Ultracold quantum gases are usually prepared in conservative traps for quantum simulation experiments. The atomic density inhomogeneity, together with the consequent position-dependent energy and time scales of cold atoms in traditional harmonic traps, makes it difficult to manipulate and detect the sample at a better level. These problems are partially solved by optical box traps of blue-detuned hollow beams. However, generating a high-quality hollow beam with high light efficiency for the box trap is challenging. Here, we present a scheme that combines the fixed optics, including axicons and prisms, to pre-shape a Gaussian beam into a hollow beam, with a digital micromirror device (DMD) to improve the quality of the hollow beam further, providing a nearly ideal optical potential of various shapes for preparing highly homogeneous cold atoms. The highest power-law exponent of potential walls can reach a value over 100, and the light efficiency from a Gaussian to a hollow beam is also improved compared to direct optical shaping by a mask or a DMD. Combined with a one-dimensional optical lattice, a nearly ideal two-dimensional uniform quantum gas with different geometrical boundaries can be prepared for exploring quantum many-body physics to an unprecedented level.

Figures (3)

• Figure 1: (a) Schematic diagram of the near-ideal hollow beam generation system. (b) The experimental setup of the ring-shaped hollow beam. (c) The experimental setup of the square-shaped hollow beam.

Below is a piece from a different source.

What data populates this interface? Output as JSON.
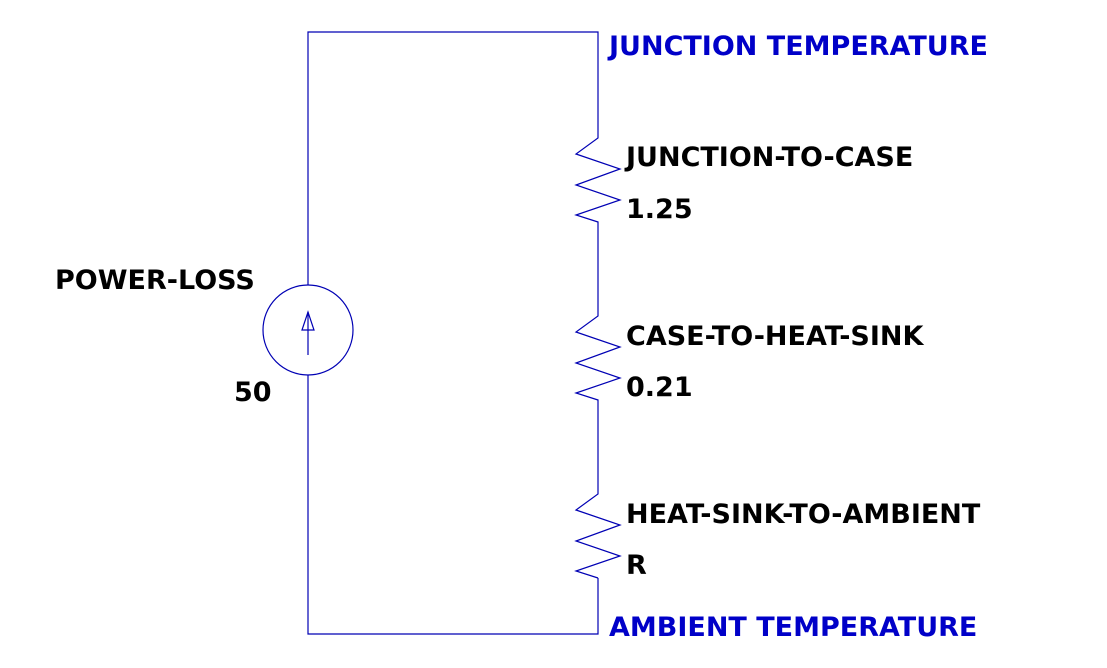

• Figure 2: The image of the hollow beam with (b,e) and without (a,d) DMD optimization pictured by the Pi camera at the atom position. For both ring-shaped (a,b) and square-shaped (d,e) cases, the DMD perfectly tailors the residual light inside the hollow beam and realizes a clear and sharp inner boundary. (c) The intensity profile of the ring beam (blue line) along the vertical diameter [white dashed line in (b)]. A power-law fit (red line) gives an exponent of $\alpha = 80 \pm 7$. (f) The intensity profile of the square-shaped beam (blue line) along a vertical cut through the origin [white dashed line in (e)]. A power-law fit (red) gives an exponent of $\alpha = 104 \pm 9$.
• Figure 3: The product of peak-intensity and power efficiency $I_{\rm peak} \cdot \eta$ obtained by different methods, as a function of the ratio between the inner and outer radii of the ring-shaped beam. The blue solid line represents the theoretically calculated result for our proposed scheme, the green dashed line denotes the result from the masking method, and the red dotted line is obtained by using DMD only. The result of DMD is lower than that of the masking method by a factor of 2.7, owing to the diffraction efficiency of DMD of 38%. Our experimental result (black dot) agrees well with the theoretical prediction and beats the other two methods by a factor of 7.3 at $r_{\rm in}/r_{\rm out}=0.85$.